Auch der Rest der Geschichte ist ganz einfach: Damit Jobs mit den Musiklabels ins Geschäft kommen konnte, musste er ihnen zumindest ein kleines Stück seiner freigeistigen Seele verkaufen und die im Store angebotene Musik mit Kopierschutz ausstatten. Dabei hatte er noch ein paar Jahre zuvor mit dem Slogan "Rip. Mix. Burn"die iTunes-Software für den Mac vorgestellt, was in den Ohren der Musikindustrie wie ein Freibrief zum Raubkopieren klang.

Zielscheibe von Konsumentenschützern

Inzwischen ist Apples iTunes Music Store zum klaren Marktführer und damit zur Zielscheibe von Konsumentenschützern geworden. Was sind die unbestreitbaren Fakten? 1. Gekaufte Dateien sind kopiergeschützt und können auf maximal fünf Computern (PC wie Mac) abgespielt werden. 2. Kopiergeschützte Dateien laufen nur auf Apples iPod, nicht kopiergeschützte (z. B. "gerippte"von gekauften CDs) kann man auf jeder Art von MP3-Player spielen. 3. Mit der Konkurrenz (Sony, Windows-basierende Geräte) ist es ebenso - sie laufen nur auf den dazugehörigen MP3-Playern, nicht am iPod. 4. Es gibt einen einfachen, legalen Weg, den Kopierschutz zu beseitigen: Man brennt eine Musik-CD, die keinerlei Schutz mehr hat (und die dann wiederum ungeschützt "gerippt"werden kann, wenn auch mit etwas Qualitätsverlust). Das ist kompliziert, aber imerhin eine Art Investitionsschutz.

Kompromitiert

Was Konsumenten wirklich wollen, ist natürlich so einfach, wie es Jobs proklamiert, dann aber kompromitiert hat: Wir wollen keinerlei Art von Kopierschutz; selbst die "braven" nicht, die sich an alle Regeln halten, weil er nervt.

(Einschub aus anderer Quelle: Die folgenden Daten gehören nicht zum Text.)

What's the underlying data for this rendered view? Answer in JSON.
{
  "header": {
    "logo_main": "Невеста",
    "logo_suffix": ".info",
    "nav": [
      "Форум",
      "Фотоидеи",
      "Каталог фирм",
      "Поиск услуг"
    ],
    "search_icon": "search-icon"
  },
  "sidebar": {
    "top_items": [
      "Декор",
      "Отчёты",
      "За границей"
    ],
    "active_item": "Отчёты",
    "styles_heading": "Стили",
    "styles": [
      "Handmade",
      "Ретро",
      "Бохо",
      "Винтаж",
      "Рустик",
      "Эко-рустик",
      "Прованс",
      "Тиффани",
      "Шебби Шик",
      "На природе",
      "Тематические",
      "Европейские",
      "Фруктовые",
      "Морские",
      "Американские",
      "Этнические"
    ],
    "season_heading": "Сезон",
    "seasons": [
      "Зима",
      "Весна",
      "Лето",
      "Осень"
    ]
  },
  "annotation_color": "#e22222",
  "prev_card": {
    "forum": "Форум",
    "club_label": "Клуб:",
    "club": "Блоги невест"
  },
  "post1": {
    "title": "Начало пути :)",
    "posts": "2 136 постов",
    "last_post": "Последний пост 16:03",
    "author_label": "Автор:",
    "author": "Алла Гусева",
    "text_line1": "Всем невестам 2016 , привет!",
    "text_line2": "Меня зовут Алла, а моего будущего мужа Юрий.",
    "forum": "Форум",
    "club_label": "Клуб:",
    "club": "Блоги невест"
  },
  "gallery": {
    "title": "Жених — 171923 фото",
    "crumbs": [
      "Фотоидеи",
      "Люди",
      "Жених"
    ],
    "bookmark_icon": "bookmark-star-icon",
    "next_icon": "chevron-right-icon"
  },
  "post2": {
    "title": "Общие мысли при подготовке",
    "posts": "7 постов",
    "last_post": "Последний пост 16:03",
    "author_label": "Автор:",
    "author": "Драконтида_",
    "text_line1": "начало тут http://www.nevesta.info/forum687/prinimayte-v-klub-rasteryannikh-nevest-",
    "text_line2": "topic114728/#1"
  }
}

Nicht auf MP3-Player beschränkt

Aber interessant: Das Phänomen ist nicht auf MP3-Player beschränkt. Die massenhafte Verbreitung von DVDs wurde durch den Umstand nicht behindert, dass man sie nicht legal kopie- ren kann, also auch nicht auf die Festplatte oder einen Videoplayer überspielen kann. Musik-CDs werden mit Kopierschutz ausgestattet, was ihre Nutzungsmöglichkeit drastisch einschränkt. Und Handydienste sind unter jeder Kritik: Sie verlangen Apothekerpreise, und die Musik ist nur auf dem Handy abzuspielen, mit dem die Musik gekauft wurde.

Der neue Buhmann

Nur der Online-Schutz - und mit ihm der Marktführer - wird plötzlich zum neuen Buhmann. Das ist - in dieser Phase von Onlinediensten (Marktanteile am Gesamtverkauf weit unter zehn Prozent) - überzogen: Für die Unbequemlichkeiten (Kompatibilität über den Weg einer gebrannten CD) spart man sich ein Drittel oder mehr gegenüber normalen CD-Preisen. Wem das nicht schmeckt, der kann die teurere CD kaufen (Vorsicht vor kopiergeschützten!) und sie konvertieren; der Aufpreis ist der Preis der digitalen Freiheit.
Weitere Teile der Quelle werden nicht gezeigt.